En opinión de muchos, sin esta novela no habrían existido Melrose Place y Twin Peaks. Algunos paladines de la utilidad incluso estiman que Peyton Place dio empuje al movimiento feminista estadounidense y ocasión de revisar la hipocresía moral de la época. Pero gracias a este incordio de libro, Metalious también se ganó la muerte social y, según el parecer de sus biógrafos, la cirrosis que acabaría con ella a los treinta y nueve años. La autora había buscado la fama, y la parábola acaba con sus últimas palabras: «Ten cuidado con lo que deseas, porque podrías conseguirlo». Los lectores no parecían dispuestos a leer en una novela aquello que ponían en práctica, permitían o sufrían en su vida cotidiana, desde el natural despertar de la sexualidad hasta el odio racial y de clase, el incesto, el aborto o la corrupción del poder religioso.

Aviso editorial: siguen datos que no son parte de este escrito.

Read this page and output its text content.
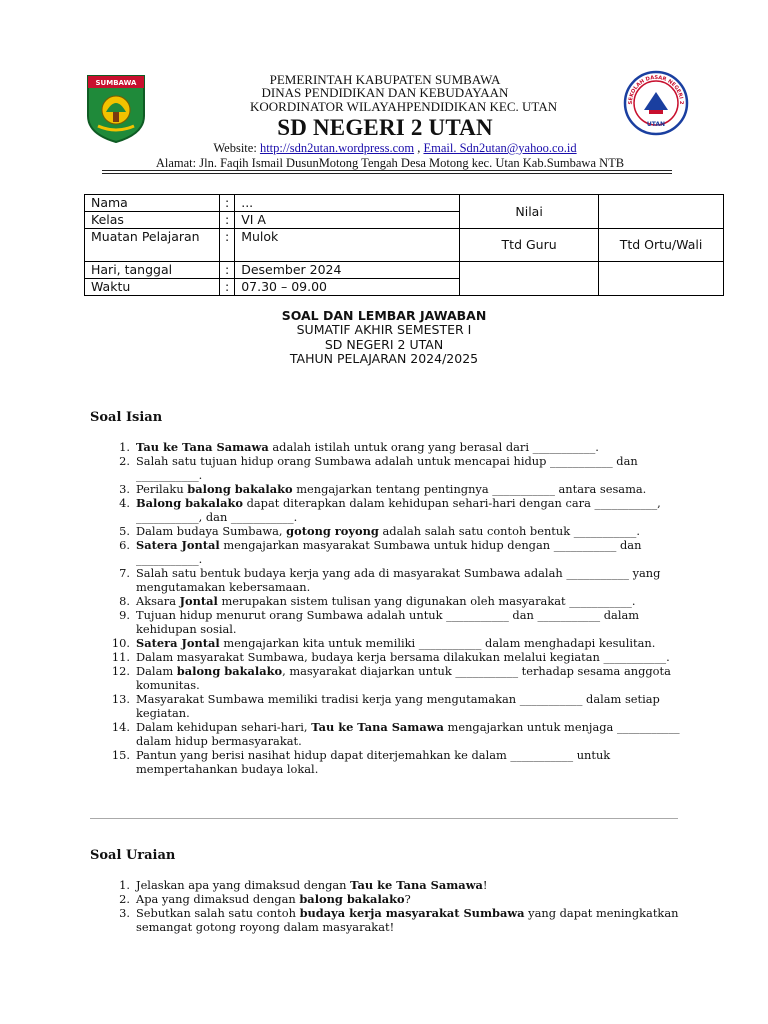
SUMBAWA	PEMERINTAH KABUPATEN SUMBAWA
DINAS PENDIDIKAN DAN KEBUDAYAAN
KOORDINATOR WILAYAHPENDIDIKAN KEC. UTAN
SD NEGERI 2 UTAN
Website: http://sdn2utan.wordpress.com , Email. Sdn2utan@yahoo.co.id
Alamat: Jln. Faqih Ismail DusunMotong Tengah Desa Motong kec. Utan Kab.Sumbawa NTB
SEKOLAH DASAR NEGERI 2
UTAN
Nama	:	...	Nilai	
Kelas	:	VI A		
Muatan Pelajaran	:	Mulok	Ttd Guru	Ttd Ortu/Wali
Hari, tanggal	:	Desember 2024		
Waktu	:	07.30 – 09.00		
SOAL DAN LEMBAR JAWABAN
SUMATIF AKHIR SEMESTER I
SD NEGERI 2 UTAN
TAHUN PELAJARAN 2024/2025
Soal Isian
1. Tau ke Tana Samawa adalah istilah untuk orang yang berasal dari ___________.
2. Salah satu tujuan hidup orang Sumbawa adalah untuk mencapai hidup ___________ dan ___________.
3. Perilaku balong bakalako mengajarkan tentang pentingnya ___________ antara sesama.
4. Balong bakalako dapat diterapkan dalam kehidupan sehari-hari dengan cara ___________, ___________, dan ___________.
5. Dalam budaya Sumbawa, gotong royong adalah salah satu contoh bentuk ___________.
6. Satera Jontal mengajarkan masyarakat Sumbawa untuk hidup dengan ___________ dan ___________.
7. Salah satu bentuk budaya kerja yang ada di masyarakat Sumbawa adalah ___________ yang mengutamakan kebersamaan.
8. Aksara Jontal merupakan sistem tulisan yang digunakan oleh masyarakat ___________.
9. Tujuan hidup menurut orang Sumbawa adalah untuk ___________ dan ___________ dalam kehidupan sosial.
10. Satera Jontal mengajarkan kita untuk memiliki ___________ dalam menghadapi kesulitan.
11. Dalam masyarakat Sumbawa, budaya kerja bersama dilakukan melalui kegiatan ___________.
12. Dalam balong bakalako, masyarakat diajarkan untuk ___________ terhadap sesama anggota komunitas.
13. Masyarakat Sumbawa memiliki tradisi kerja yang mengutamakan ___________ dalam setiap kegiatan.
14. Dalam kehidupan sehari-hari, Tau ke Tana Samawa mengajarkan untuk menjaga ___________ dalam hidup bermasyarakat.
15. Pantun yang berisi nasihat hidup dapat diterjemahkan ke dalam ___________ untuk mempertahankan budaya lokal.
Soal Uraian
1. Jelaskan apa yang dimaksud dengan Tau ke Tana Samawa!
2. Apa yang dimaksud dengan balong bakalako?
3. Sebutkan salah satu contoh budaya kerja masyarakat Sumbawa yang dapat meningkatkan semangat gotong royong dalam masyarakat!
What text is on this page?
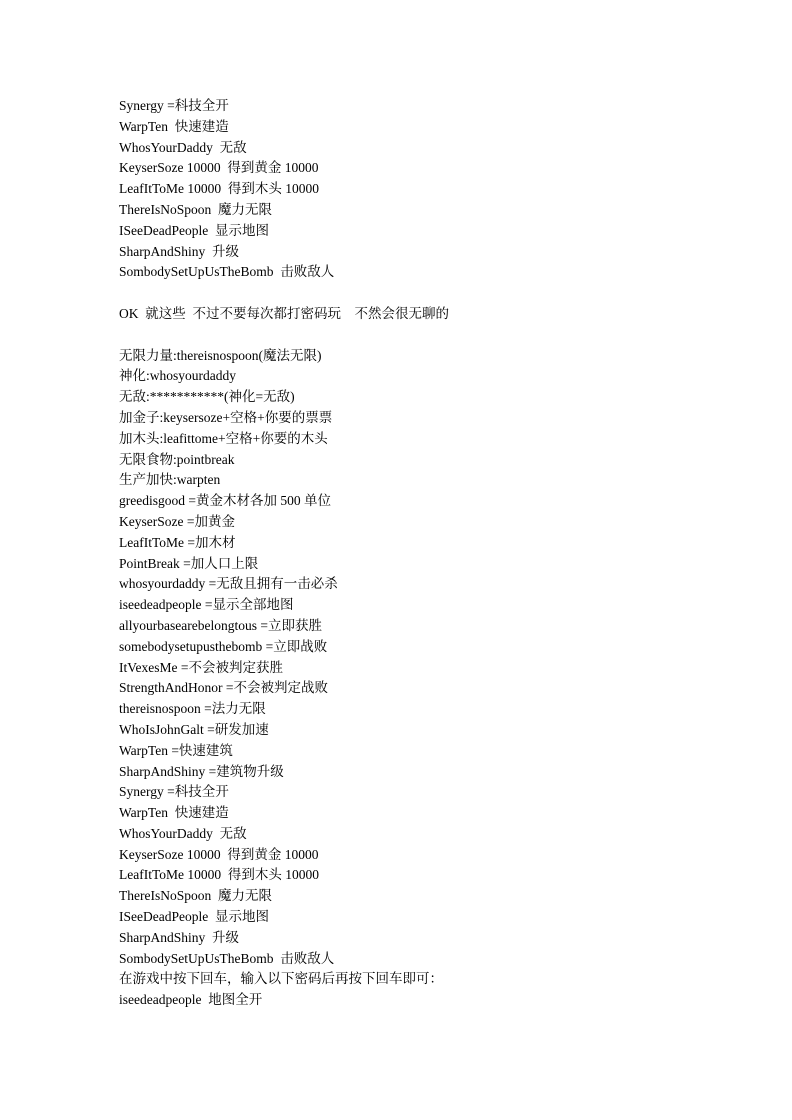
Synergy =科技全开
WarpTen  快速建造
WhosYourDaddy  无敌
KeyserSoze 10000  得到黄金 10000
LeafItToMe 10000  得到木头 10000
ThereIsNoSpoon  魔力无限
ISeeDeadPeople  显示地图
SharpAndShiny  升级
SombodySetUpUsTheBomb  击败敌人
OK  就这些  不过不要每次都打密码玩    不然会很无聊的
无限力量:thereisnospoon(魔法无限)
神化:whosyourdaddy
无敌:***********(神化=无敌)
加金子:keysersoze+空格+你要的票票
加木头:leafittome+空格+你要的木头
无限食物:pointbreak
生产加快:warpten
greedisgood =黄金木材各加 500 单位
KeyserSoze =加黄金
LeafItToMe =加木材
PointBreak =加人口上限
whosyourdaddy =无敌且拥有一击必杀
iseedeadpeople =显示全部地图
allyourbasearebelongtous =立即获胜
somebodysetupusthebomb =立即战败
ItVexesMe =不会被判定获胜
StrengthAndHonor =不会被判定战败
thereisnospoon =法力无限
WhoIsJohnGalt =研发加速
WarpTen =快速建筑
SharpAndShiny =建筑物升级
Synergy =科技全开
WarpTen  快速建造
WhosYourDaddy  无敌
KeyserSoze 10000  得到黄金 10000
LeafItToMe 10000  得到木头 10000
ThereIsNoSpoon  魔力无限
ISeeDeadPeople  显示地图
SharpAndShiny  升级
SombodySetUpUsTheBomb  击败敌人
在游戏中按下回车，输入以下密码后再按下回车即可：
iseedeadpeople  地图全开
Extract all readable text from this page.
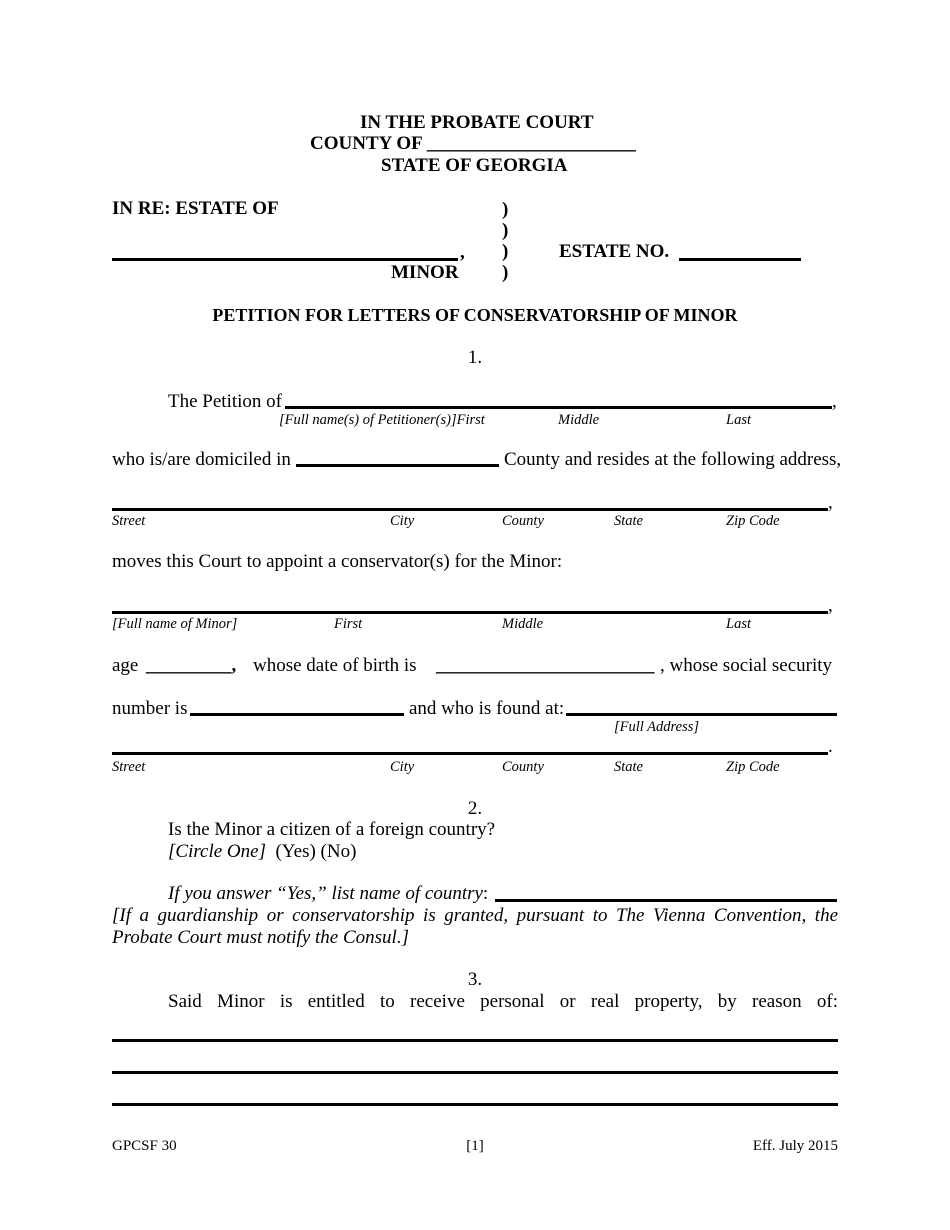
IN THE PROBATE COURT
COUNTY OF ______________________
STATE OF GEORGIA
IN RE: ESTATE OF
,
MINOR
)
)
)
)
ESTATE NO.
PETITION FOR LETTERS OF CONSERVATORSHIP OF MINOR
1.
The Petition of	,
[Full name(s) of Petitioner(s)]First	Middle	Last
who is/are domiciled in	County and resides at the following address,
,
Street	City	County	State	Zip Code
moves this Court to appoint a conservator(s) for the Minor:
,
[Full name of Minor]	First	Middle	Last
age _________, whose date of birth is _______________________ , whose social security
number is	and who is found at:
[Full Address]
.
Street	City	County	State	Zip Code
2.
Is the Minor a citizen of a foreign country?
[Circle One] (Yes) (No)
If you answer “Yes,” list name of country:
[If a guardianship or conservatorship is granted, pursuant to The Vienna Convention, the Probate Court must notify the Consul.]
3.
Said Minor is entitled to receive personal or real property, by reason of:
GPCSF 30	[1]	Eff. July 2015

Peyton Place puede parecer una novela de cotilleos, pero sin duda son cotilleos muy bien contados. La autora nos traslada al pequeño pueblo de Peyton Place, lugar que tras su idílica y tranquila apariencia esconde muchos oscuros secretos. El protagonista es por tanto el propio pueblo que iremos conociendo a través de varios de sus habitantes.

La historia atrapa desde el inicio y pese a ser una novela relativamente larga no se hace nada pesada. Yo que leo antes de dormir me encontraba por las noches pensando alegremente "Vámonos a ver que se cuece en Peyton Place". Pero que yo estuviera alegre y con ganas de leer no significa que estemos ante una historia frívola o superficial. Ni mucho menos. Algunas de las historias que vamos a conocer son duras, pues no faltarán historias de maltrato, de incesto, de violaciones, de mentiras o de abuso de poder (entre otras cosas). Aunque también aparecen historias de amor, de amistad, de justicia y de lealtad. No hay que perder de vista que está ambientada en los años 50 y que las cosas por aquel entonces eran bastante distintas a lo que son ahora (o no). La autora no tiene reparos en mostrar una cara nada amable de las personas. Una cara que quizá siempre se ha intentado esconder. Quizá por eso fue censurada y quizá por eso también se convirtió en un imparable best-eller.

La prosa de la autora atrapa, no se anda por las ramas con las descripciones y sin embargo consigue que el lector visualice todos los rincones del lugar. Todos los personajes son muy humanos y están perfectamente caracterizados. Y pese a no tener un único protagonista que sobresalga todos tienen su evolución y su propio arco dentro de la historia. Al terminarla lo único que he lamentado es que no haya una segunda parte. No diría que la novela tenga un final abierto. O no exactamente. El final abierto en este caso implica que la vida sigue, que los habitantes de Peyton Place seguirán viviendo sus vidas y depende de la imaginación del lector pensar que harán en el futuro. 

En España la ha publicado la editorial Blackie Books, así que os podéis imaginar que la edición es muy bonita y bien hecha. La he disfrutado de principio a fin, así que no puedo más que recomendarla.